Julio Artist-run Space & Yam Gallery présentent

Assemblage #11

En communauté

Une communauté, est toujours une chose précédente, à laquelle on appartient, biologiquement et culturellement.(…)Il est nécessaire de réinventer le mot et lui donner un autre sens et d’autres effets, de faire une autre expérience de la communauté: non pas quelque chose à laquelle on appartient mais un organisme qui se construit.
Diego Tatian

Des artistes ont ressenti cette nécessité, ils enracinent leur action dans des communautés qu’eux-mêmes construisent autour d’actions partagées. C’est le cas de Cisco Jiménez et Diana Aisenberg. Ils ont travaillé, chacun à sa façon, avec des communautés et des réseaux d’amitiés en partageant un labeur commun qui transcende l’échelle de ce qu’une personne, (l’artiste conçu comme individualité) peux réaliser. Chaque membre de la communauté apporte à l’œuvre un savoir faire, une dose d’énergie, une histoire, qui prennent place au sein d’une réalisation commune où il se sent représenté. Ces créations de communautés sont une action politique orientée vers le bien commun, où les participants sont liées par l’affect.

Le travail de Cisco Jiménez prend comme point de départ une vision anthropologique sur un contexte donné. Pendant des siècles, la ville de San Agustín Oapan dans l’état conflictuel de Guerrero s’est spécialisé dans la fabrication d’ustensiles et figurines en argile rouge. Cisco a proposé aux femmes artisanes de l’État de Guerrero et Cuentepec d’interpréter des dessins de «boomboxes» des années 80 selon les manières traditionnelles du travail en argile de leur communauté. Ces radiocassettes appartiennent aujourd’hui à une sorte d’archéologie urbaine, ce sont des objets teintés de nostalgie autant pour la classe moyenne des villes que pour la périphérie appauvrie. En même temps, réaliser des boomboxes en terre cuite a été pour ces femmes artisanes une transgression à leur tradition. Il en a résulté des hybrides culturels qui reflètent avec humour les contrastes au sein de la société latino-américaine et sa culture : entre folklore et culture de masse, art d’élite et culture populaire, monopoles du pouvoir économique et culture du narcotrafic. Les canaux de distribution et de vente des produits des communautés indigènes qui échappent encore aux protocoles du système socio-économique sont mis en évidence.

Economía de cristal, de Diana Aisenberg, est l’un de ses projets en collaboration. Déjà Historias del Arte, diccionario de certezas e intuiciones, surgit à partir d’une demande et d’un don, celle de définitions subjectives et particulières des mots choisis en lien au contexte de l’actualité, de la pratique artistique, de l’enseignement, des rencontres et amitiés.

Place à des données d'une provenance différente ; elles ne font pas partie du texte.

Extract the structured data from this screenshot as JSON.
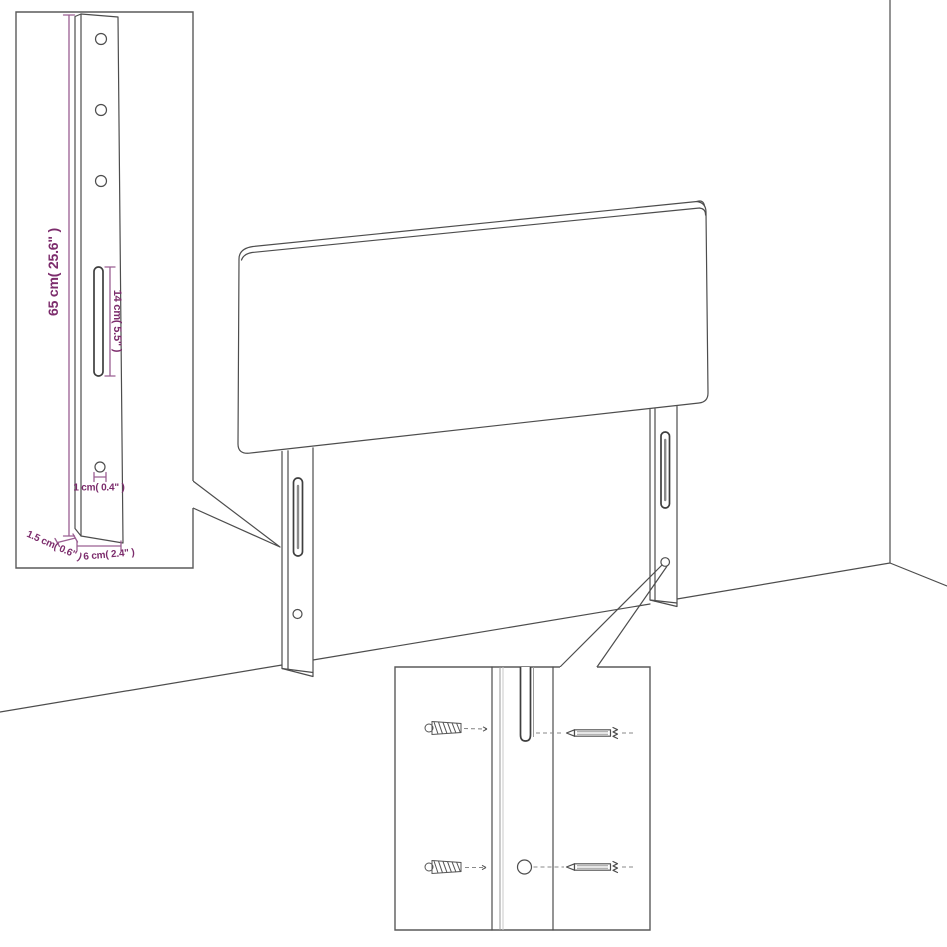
{
  "diagram": {
    "type": "furniture-assembly-diagram",
    "subject": "headboard-with-two-wall-mount-legs",
    "insets": {
      "leg_detail": {
        "dimensions": {
          "height": "65 cm( 25.6\" )",
          "slot_length": "14 cm( 5.5\" )",
          "hole_diameter": "1 cm( 0.4\" )",
          "thickness": "1.5 cm( 0.6\" )",
          "width": "6 cm( 2.4\" )"
        }
      },
      "mount_detail": {
        "icons": [
          "wall-plug-icon",
          "wall-plug-icon",
          "screw-icon",
          "screw-icon"
        ]
      }
    }
  },
  "colors": {
    "background": "#ffffff",
    "line": "#4d4d4d",
    "box_border": "#5a5a5a",
    "dimension_line": "#9a5f92",
    "dimension_text": "#7c2c6c"
  }
}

Pour Economía de cristal, elle a demandé à des proches dans un premier temps, à des groupes ensuite, le don de petites pièces provenant de bijoux cassés ou en désuétude susceptibles de pouvoir être montés sur fil. Elle a organisé des centres de récupération et des groupes de montage dans des ateliers d’artistes, des quartiers de la ville de Buenos Aires, puis à partir de coopératives dans des régions de l’Argentine et d’autres pays d’Amérique Latine, tissant le lien social autour de ces activités. L’œuvre s’est construite à partir des liens affectifs et elle s’est concrétisée dans la rencontre. Les matériaux sont transformés à chaque séance en une recherche sur la construction visuelle et sa puissance. Elle a donné naissance à une «économie du cristal», sachant que pour l’artiste «l’art est une expérience incertaine, et il n’y a rien qu’il puisse accomplir tout seul»

Pour revenir aux paroles du philosophe Diego Tatian,  «le royaume de la liberté est ce que n’importe quelle créature peut inventer, quelle que soit sa circonstance, à condition de le faire avec ses semblables».